Spatial Attention. The setting of the dilated rates affects the scope of contextual information acquisition in spatial. As shown in Table 2, we set up three combinations of dilated rates to verify its influence on spatial attention. We first set the dilated rates to 1-2-1, which slightly improves detection performance. Then we further expand the dilated rates to 1-2-5 and 5-2-1 in a way of increasing and decreasing. These two ways prove that getting more contextual information and a larger receptive field through a larger dilated rates setting is crucial to improve the performance of spatial attention. However, setting the dilated rates either in increasing way or in decreasing way has little affect on the results.

Fusion Strategies. After fixing the size of the one-dimensional convolution kernel to 9 and the dilated rates setting to 1-2-5, we further study the effects of different fusion strategies for integrating channel attention and spatial attention. As seen the results in Table 3, the sequential combination is significantly better than the parallel combination. This may be due to the fact that channel attention and spatial attention give weights to features in different dimensions, and adding them directly will cause chaos in the weight distribution. For the sequential fusion structure, we find that putting channel attention first is better than putting spatial attention first, thus in subsequent experiments, we will apply sequential fusion strategy in the order of first channel attention and then spatial attention. Moreover, we can see that the results of sequential fusion are better than the result of either channel attention or spatial attention alone, proving that the proposed hybrid attention model can provide complementary information of two single attention module and further improve pedestrian detection performance.

Table 3. Comparison of different hybrid attention fusion strategies.
Table 4. Comparison with state of the arts (the best results are in bold).

4.3 Comparison with State of the Arts

Finally, we compare the proposed method with several state-of-the-art pedestrian detection approaches on three Caltech subsets of Reasonable, All, and Heavy Occlusion. Note that we only compare algorithms trained and tested with the Caltech new annotations [4], the results are shown in Table 4. On Reasonable subset, compared with our reproduced result, we have significantly improved the performance by 24% after embedding our hybrid attention module. Even compared with the original results in   [11], we still achieve a 15% improvement.

The performances of the proposed method are also better than other state-of-the-art algorithms, even better than OR-CNN  [7] for 4.1% MR, which is a method for pre-training with additional Citypersons dataset [32]. For All subset, our hybrid attention module also achieved the best results, showing that it can guide the network to enhance detection performance in various sizes of pedestrians.

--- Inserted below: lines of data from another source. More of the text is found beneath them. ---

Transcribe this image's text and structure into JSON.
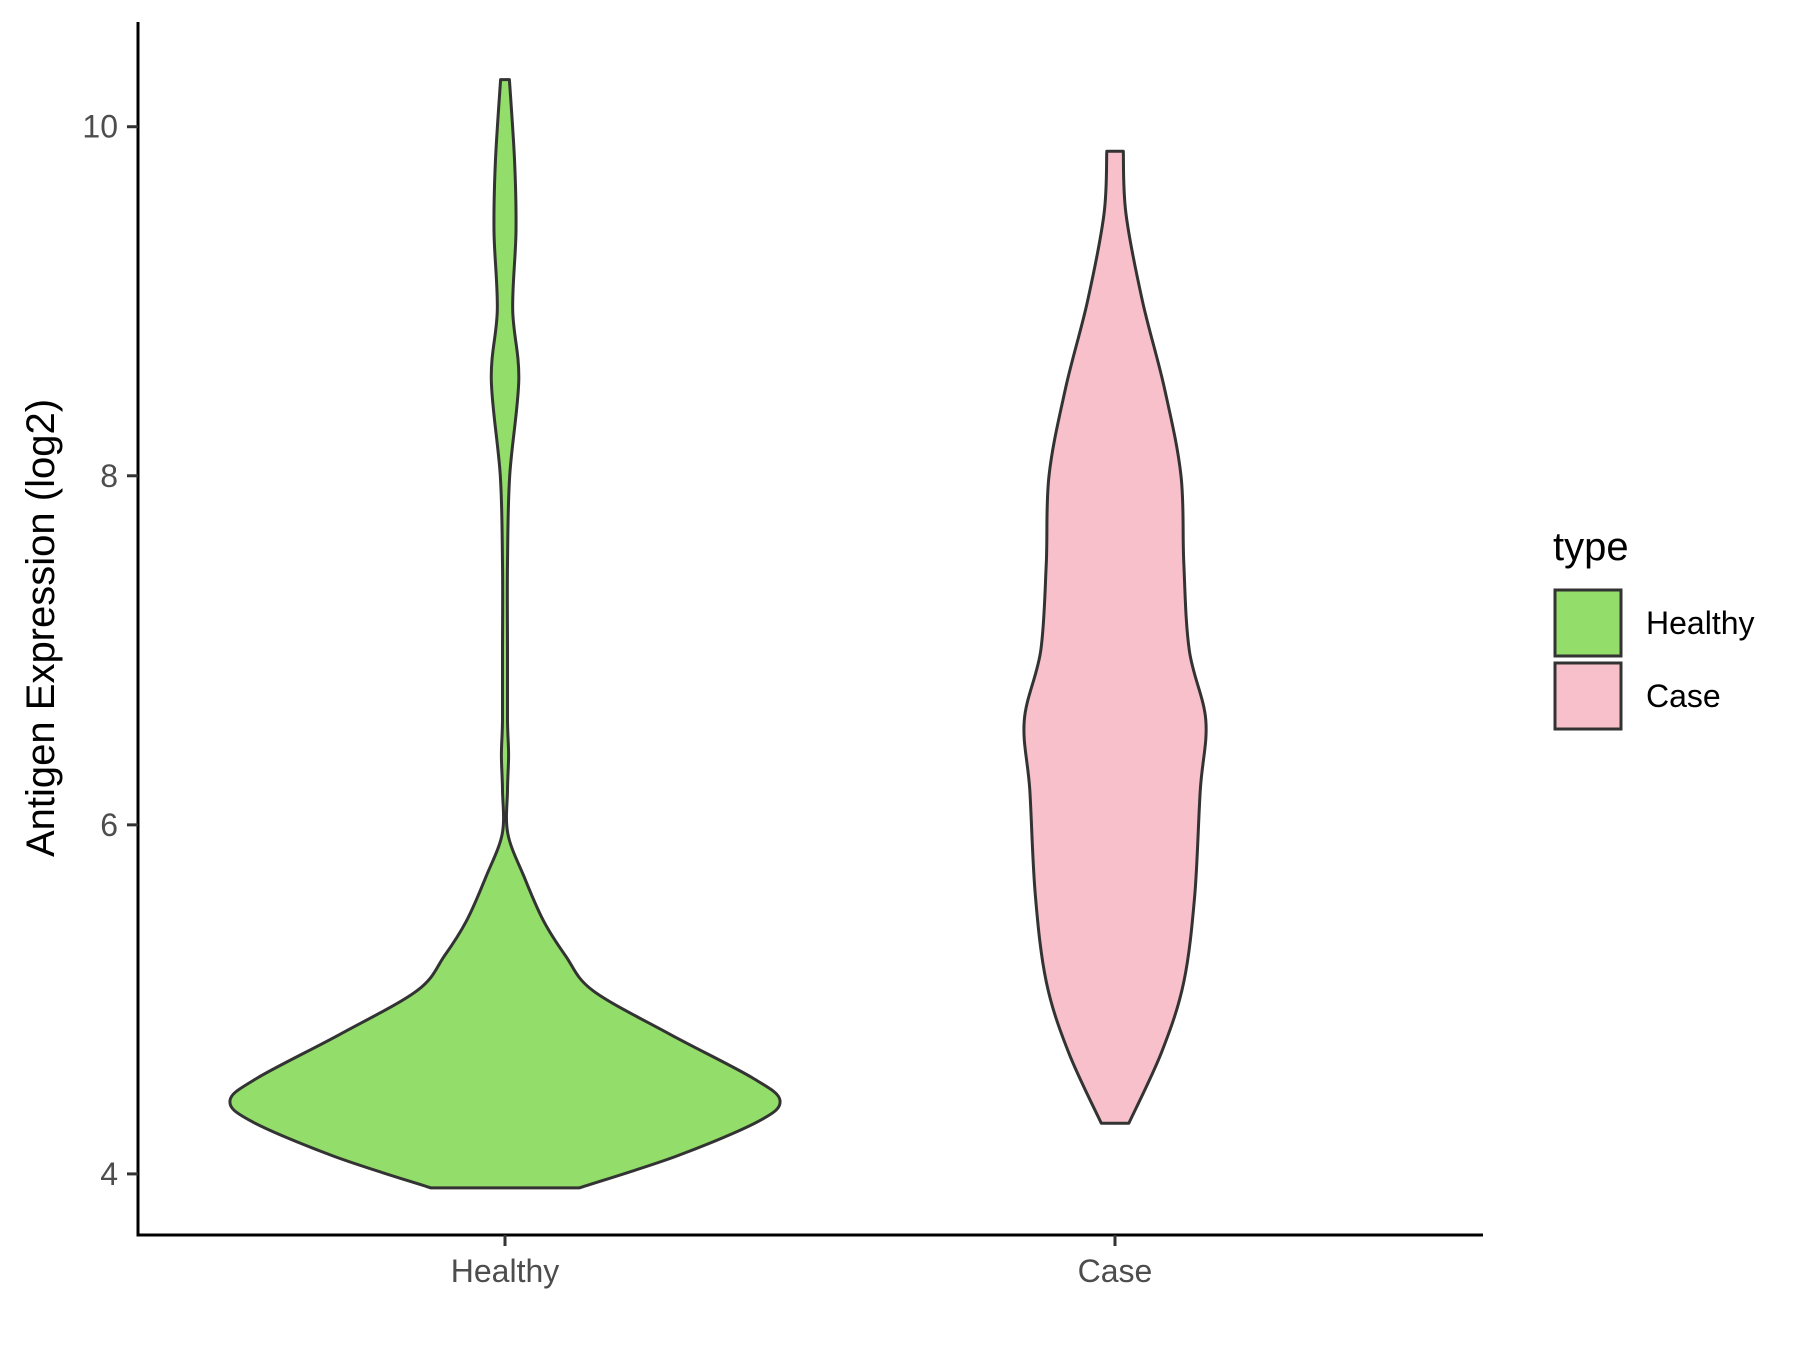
{
  "chart_data": {
    "type": "violin",
    "ylabel": "Antigen Expression (log2)",
    "xlabel": "",
    "ylim": [
      3.65,
      10.6
    ],
    "y_ticks": [
      4,
      6,
      8,
      10
    ],
    "categories": [
      "Healthy",
      "Case"
    ],
    "legend": {
      "title": "type",
      "position": "right",
      "entries": [
        {
          "label": "Healthy",
          "color": "#93DD6A"
        },
        {
          "label": "Case",
          "color": "#F7C0CB"
        }
      ]
    },
    "grid": false,
    "series": [
      {
        "name": "Healthy",
        "color": "#93DD6A",
        "min": 3.92,
        "max": 10.27,
        "density_profile": [
          [
            3.92,
            0.27
          ],
          [
            4.1,
            0.62
          ],
          [
            4.3,
            0.92
          ],
          [
            4.42,
            1.0
          ],
          [
            4.55,
            0.9
          ],
          [
            4.8,
            0.6
          ],
          [
            5.05,
            0.32
          ],
          [
            5.25,
            0.22
          ],
          [
            5.45,
            0.14
          ],
          [
            5.7,
            0.07
          ],
          [
            5.95,
            0.01
          ],
          [
            6.2,
            0.0
          ],
          [
            6.4,
            0.013
          ],
          [
            6.6,
            0.005
          ],
          [
            7.0,
            0.004
          ],
          [
            7.5,
            0.009
          ],
          [
            8.0,
            0.017
          ],
          [
            8.55,
            0.05
          ],
          [
            8.95,
            0.028
          ],
          [
            9.4,
            0.04
          ],
          [
            9.8,
            0.035
          ],
          [
            10.27,
            0.016
          ]
        ]
      },
      {
        "name": "Case",
        "color": "#F7C0CB",
        "min": 4.29,
        "max": 9.86,
        "density_profile": [
          [
            4.29,
            0.05
          ],
          [
            4.7,
            0.17
          ],
          [
            5.1,
            0.25
          ],
          [
            5.6,
            0.29
          ],
          [
            6.2,
            0.31
          ],
          [
            6.6,
            0.33
          ],
          [
            7.0,
            0.27
          ],
          [
            7.5,
            0.25
          ],
          [
            8.0,
            0.24
          ],
          [
            8.5,
            0.18
          ],
          [
            9.0,
            0.1
          ],
          [
            9.5,
            0.04
          ],
          [
            9.86,
            0.03
          ]
        ]
      }
    ]
  }
}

Considering that our reproduced results on the Heavy Occlusion subset are far from the results in the CSP paper, we achieved slightly lower results after embedding the proposed attention module. However, our results are still competitive with other state-of-the-arts. Since we have significantly improved the detection performance on heavy occlusion pedestrians compared with the reproduced baseline result, it has been revealed that our method can pay more attention to the feature representation of pedestrians’ visible parts.

5 Conclusion

In this paper, we propose a novel hybrid attention model for pedestrian detection from both channel attention and spatial attention aspects to obtain feature inter-dependencies in different dimensions. Our model can provide the detection network with more discriminative guidance information for pedestrians and backgrounds to enhance the capabilities of pedestrians’ feature representation. By embedding the proposed attention module into the CSP baseline framework, the detection performance has been further improved on the standard Caltech pedestrian detection benchmark. The ablation study demonstrates the effectiveness of the proposed channel attention, spatial attention, and their hybrid fusion strategy. Our model also achieves superior performances than several state-of-the-art algorithms on the subsets named Reasonable, All, and Heavy Occlusion of the Caltech benchmark.